Our latest interview with Pamela Cytron, President of The Founders Arena WealthTech Accelerator, revealed how, while at her last tech company, she uncovered the underlying requirement for AI: a concept she calls “authentic intelligence.”
What does authentic intelligence mean? It starts in 2010, when Cytron was focused on integrating slower existing back-office solutions with new technology. As she was merging them, she discovered that much of the data wasn’t clean. Because of this, the existing tech stack was impacted, and the implementation couldn’t be completed.
“I originally thought that if I could clean all the data, we could implement it much faster. It was a great theory but bigger than just one problem. Essentially, we started going into the existing technology and taking the information historically held hostage in these institutions on paper from the single source of truth – the original documents. The outcome was creating what I call “authentic intelligence” from these paper trails,” says Cytron.

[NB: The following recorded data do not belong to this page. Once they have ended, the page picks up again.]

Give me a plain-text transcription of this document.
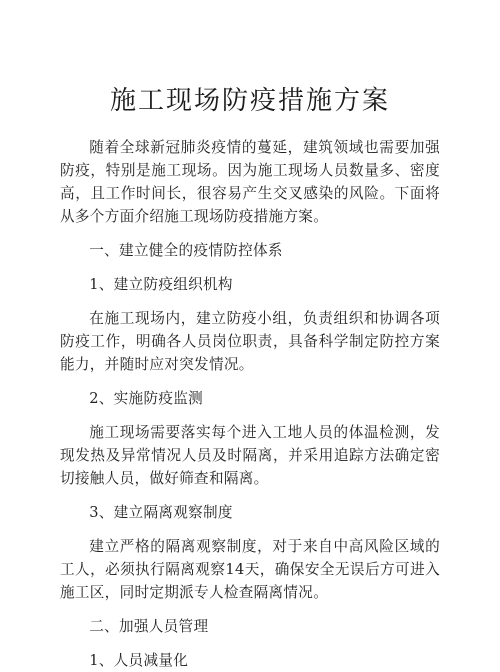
施工现场防疫措施方案

随着全球新冠肺炎疫情的蔓延，建筑领域也需要加强防疫，特别是施工现场。因为施工现场人员数量多、密度高，且工作时间长，很容易产生交叉感染的风险。下面将从多个方面介绍施工现场防疫措施方案。

一、建立健全的疫情防控体系

1、建立防疫组织机构

在施工现场内，建立防疫小组，负责组织和协调各项防疫工作，明确各人员岗位职责，具备科学制定防控方案能力，并随时应对突发情况。

2、实施防疫监测

施工现场需要落实每个进入工地人员的体温检测，发现发热及异常情况人员及时隔离，并采用追踪方法确定密切接触人员，做好筛查和隔离。

3、建立隔离观察制度

建立严格的隔离观察制度，对于来自中高风险区域的工人，必须执行隔离观察14天，确保安全无误后方可进入施工区，同时定期派专人检查隔离情况。

二、加强人员管理

1、人员减量化
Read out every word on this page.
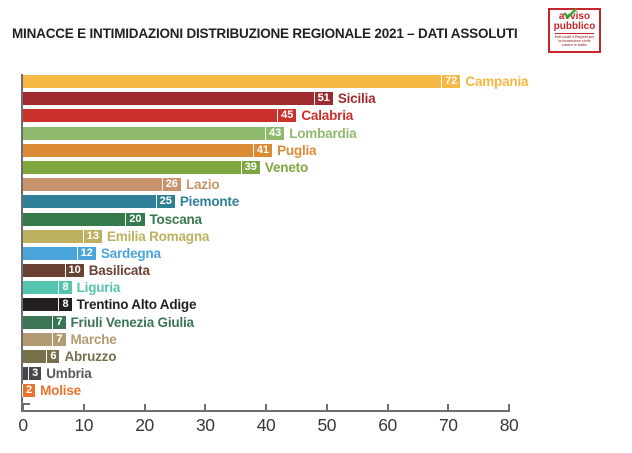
MINACCE E INTIMIDAZIONI DISTRIBUZIONE REGIONALE 2021 – DATI ASSOLUTI
avviso
pubblico
Enti locali e Regioni per la formazione civile contro le mafie
72 Campania
51 Sicilia
45 Calabria
43 Lombardia
41 Puglia
39 Veneto
26 Lazio
25 Piemonte
20 Toscana
13 Emilia Romagna
12 Sardegna
10 Basilicata
8 Liguria
8 Trentino Alto Adige
7 Friuli Venezia Giulia
7 Marche
6 Abruzzo
3 Umbria
2 Molise
0	10	20	30	40	50	60	70	80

Making Dirty Data Clean Again
In financial institutions, when a new client is put into a system, and then that same client is replicated into another system, if the data involved human error, it is then considered dirty. Now there are thousands of terabytes of this data across systems, which means before integrating new solutions, dirty data must be removed, and then the rules around that data must be rewritten to make it accurate.
Only once this dirty data is removed can the accurate data or what Cytron calls “authentic intelligence” be left. Now you can begin integrating across solutions.
“I always say data doesn’t die and data doesn’t lie. So, if we think about AI, you can only have artificial intelligence once you have authentic intelligence, which comes from all the clean data compiled in the institution.
The problem is that we already have issues with all data, not by intent. Much of the existing data, particularly on Wall Street, has embedded bias, not because they set the rules that way, but because of human error years ago,” she adds.
Authentic intelligence, which is comprised of clean, scrubbed data, is significant to wealth management because it determines the following when inputted into automated systems:
- Decision-making
- Personalized service
- Regulatory and compliance,
- Efficiencies and cost reduction, and
- Fraud and prevention.
To effectively automate these systems through AI, it’s essential first to ensure that decades of data are clean and authentic intelligence is applied across these five key areas of an organization’s data strategy.
“If we think about all of these places of data silos, no matter how big or small of an organization, the accuracy and the consistency of one’s technology systems must rely on authentic intelligence through clean data, or it will create biases in these five areas,” comments Cytron.
Emerging Wealth Tech and AI
Cytron says that wealth tech startups must implement AI in their solutions. However, she cautions that a new AI model can create biases once it starts training if authentic intelligence isn’t top of mind for their models.
For example, in open AI models where data is just being put in, it’s unknown if there is any influence on where the data comes from or if extremes on either side are being trained accurately within the AI model.
She says another important point to consider for any wealthtech that is entering the marketplace is what they mean by AI, as the confluence of terms can be confusing. For instance, tracking and aggregating data is not AI. It is a steppingstone to developing AI systems but should not be considered AI on its own.
Solutions for the wealth industry must center on transparency and communication, performance, trust, and reliability, but beyond all of this, clean data, aka “authentic intelligence” underpins all of this. Cytron believes that if you consider the impact of the data across those four fundamentals, plus personalization, spending habits, investment strategy, and future goals, a wealth tech implementing clean data and training AI to act upon it, alert to inconsistent or changing data, can then send actionable insights back will be an industry game changer.
The foundation this AI is built on in the end, and what will be key for those building the next generation of wealth tech solutions, will be clean data.